Sermons

Summary: Joy is so much different than happiness. All joy truly comes from God. Chris's birth returned the joy of we lost when we left the Garden. We have re-joyed or in better terms, rejoiced!

A new joy – restore joy

During road trips we made up word games to pass the miles as the travel droned. One our favorite games was the prefix game. We pick a prefix and each of us took a turn, and it had to be a real-word, until somebody couldn’t think of one, and they were out. Think of “Mis-“. There would be: misunderstood, mistaken, misuse, and so on. Oh my gosh. This could go on and on, with none of us wanting to give up. The car would go quiet for 20-30 minutes … with us thinking the game had ended, when suddenly someone would yell something like “misaligned”, then everyone who had been holding a word in the back yelled their out, and start again. Luckily none of us had service in the middle of nowhere so we couldn’t cheat.

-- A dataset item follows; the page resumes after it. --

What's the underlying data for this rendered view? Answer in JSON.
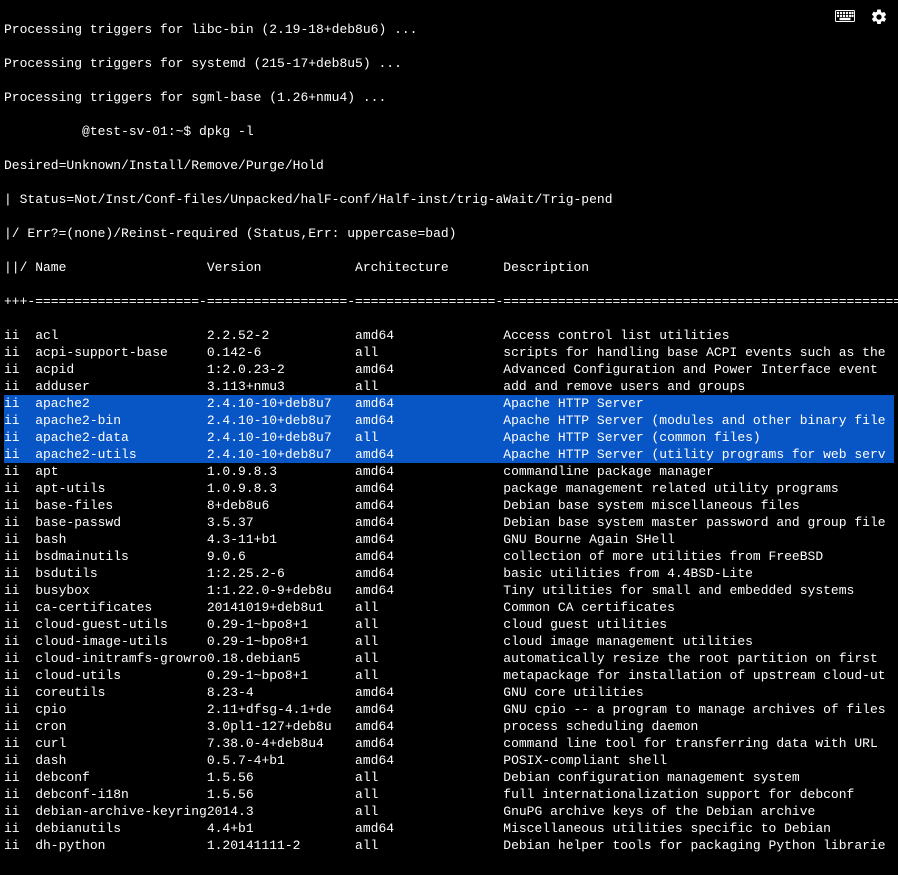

The there was “re-“, with: Relent, recoil, renew, and so on. When we got to rejoice, we’d have the debate, was that a pre-fix or not.

“re- “

Just two letters change the entire meaning of a word. When put at the front of a word, according to the dictionary, it is:

word-forming element meaning "back, back from, back to the original place;" also "again, anew, once more," also conveying the notion of "undoing" or "backward," etc. (see sense evolution below), c. 1200, from Old French re- and directly from Latin re- an inseparable prefix meaning "again; back; anew, against."1

Know that meaning, we debated if rejoice was a prefix word. Has anyone ever just “joiced”?

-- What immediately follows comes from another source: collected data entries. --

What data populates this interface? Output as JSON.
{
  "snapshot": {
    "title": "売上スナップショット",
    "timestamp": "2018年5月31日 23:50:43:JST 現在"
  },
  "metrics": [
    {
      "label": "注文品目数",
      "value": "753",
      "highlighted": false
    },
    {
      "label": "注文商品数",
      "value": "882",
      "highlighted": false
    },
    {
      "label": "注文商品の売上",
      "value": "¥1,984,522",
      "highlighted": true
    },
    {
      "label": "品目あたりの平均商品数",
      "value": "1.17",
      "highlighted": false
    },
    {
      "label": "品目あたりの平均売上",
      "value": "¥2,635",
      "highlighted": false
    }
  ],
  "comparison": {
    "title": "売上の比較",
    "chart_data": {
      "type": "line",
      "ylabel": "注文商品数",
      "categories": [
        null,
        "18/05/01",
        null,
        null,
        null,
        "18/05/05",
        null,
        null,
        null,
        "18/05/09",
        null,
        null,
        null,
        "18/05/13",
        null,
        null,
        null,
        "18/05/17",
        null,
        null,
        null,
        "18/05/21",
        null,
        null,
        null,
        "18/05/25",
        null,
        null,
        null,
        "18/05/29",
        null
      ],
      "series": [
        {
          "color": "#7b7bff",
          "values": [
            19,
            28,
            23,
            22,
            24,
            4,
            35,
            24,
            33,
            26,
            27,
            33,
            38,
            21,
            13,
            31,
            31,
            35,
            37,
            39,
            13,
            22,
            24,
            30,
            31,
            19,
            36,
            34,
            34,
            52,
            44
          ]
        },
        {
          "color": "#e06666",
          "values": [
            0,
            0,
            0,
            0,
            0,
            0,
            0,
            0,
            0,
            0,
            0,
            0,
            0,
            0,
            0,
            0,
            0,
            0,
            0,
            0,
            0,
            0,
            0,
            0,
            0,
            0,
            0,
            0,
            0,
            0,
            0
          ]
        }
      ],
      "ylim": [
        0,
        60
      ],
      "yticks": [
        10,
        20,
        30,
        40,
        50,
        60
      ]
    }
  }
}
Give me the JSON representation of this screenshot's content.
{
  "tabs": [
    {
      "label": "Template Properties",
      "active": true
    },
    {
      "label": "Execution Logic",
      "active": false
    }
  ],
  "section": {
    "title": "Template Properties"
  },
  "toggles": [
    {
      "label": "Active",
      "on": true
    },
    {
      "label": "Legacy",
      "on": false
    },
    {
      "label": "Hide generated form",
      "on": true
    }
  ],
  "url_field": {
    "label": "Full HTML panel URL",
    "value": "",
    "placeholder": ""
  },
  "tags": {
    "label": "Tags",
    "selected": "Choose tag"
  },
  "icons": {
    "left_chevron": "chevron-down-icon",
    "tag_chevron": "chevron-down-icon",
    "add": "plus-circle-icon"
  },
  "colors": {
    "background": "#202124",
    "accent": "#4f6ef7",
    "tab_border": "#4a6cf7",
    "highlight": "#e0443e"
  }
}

So when I thought about rejoicing this season, I was taken aback to the car game and all the other “re-“ words. And I look to see if there was ever a root to “joicing”. Turns out there is. “Joice” actually took root from the Latin word *gaudire, or the old French “Joir”, meaning bring gladness, or for a more basic meaning …. Well, “joy”.

So, to end the debate that raged for years in our car, all we needed to do was spend a little time in the giant un-abridged Dictionary we were all so familiar with in high school … or about 5 minute on “Google”.

“Re-“ is actually a prefix in that case, and rejoice means to restore joy, to make joy new again, or to bring it back.

So what exactly is joy? Does finding a $20 bill in an old pair of pants bring joy? Do presents spread joy? Is joy the same as happiness? Again, just a few minutes of online searching and you see a lot of people asked the exact same question.

When I asked, I found that answer in a Psychology Today blog where Psychologist Sandra Brown said:

“Many distinguish between joy and happiness by saying that joy is an inner attitude whereas happiness is a fleeting emotion based on circumstance. It is common to think of happiness as being dependent upon an experience or other external stimulus. When circumstances are positive, happiness results.

Happiness is external. It's based on situations, events, people, places, things, and thoughts. Happiness is connected to your hope for a relationship or your hope for a future with someone.

Joy comes when you make peace with who you are, where you are, why you are, and who you are not with. When you need nothing more than your truth and the love of a good God to bring peace, then you have settled into the abiding joy that is not rocked by relationships. It's not rocked by anything.” 2

I really like that… Joy and happiness are different. Happiness it that temporary feeling of pleasure. Some external incident brings some amount of positive feelings, but then decreases over time. Everyone says winning the lottery would bring them happiness, and that’s true. A lot of studies shown people are happy when winning large sums of money, but that happiness fades and they are back to normal levels of positivity.

Joy on the other hand is lasting. It is from within instead of from outside.

I had also read that Joy comes from connections to people while happiness is from momentary connections.

To prove that point, think about this example. When you put up a picture online and it receives positive feedback from a stranger, you get the momentary burst of dopamine. (Yes, they’ve actually measured it). It makes you happy. But that was only something momentary. The feeling fades as we wait for the next “like.” However, connections with a person with a lasting relationship brings a deeper happiness than the momentary “like”. It’s easily deeper in your soul than seeing a little heart or thumb with a numbers that count the clicks.

Can you really count those momentary meetings as friends, just because you are “friended”? Serotonin fades, but the feelings from lasting relationships doesn’t.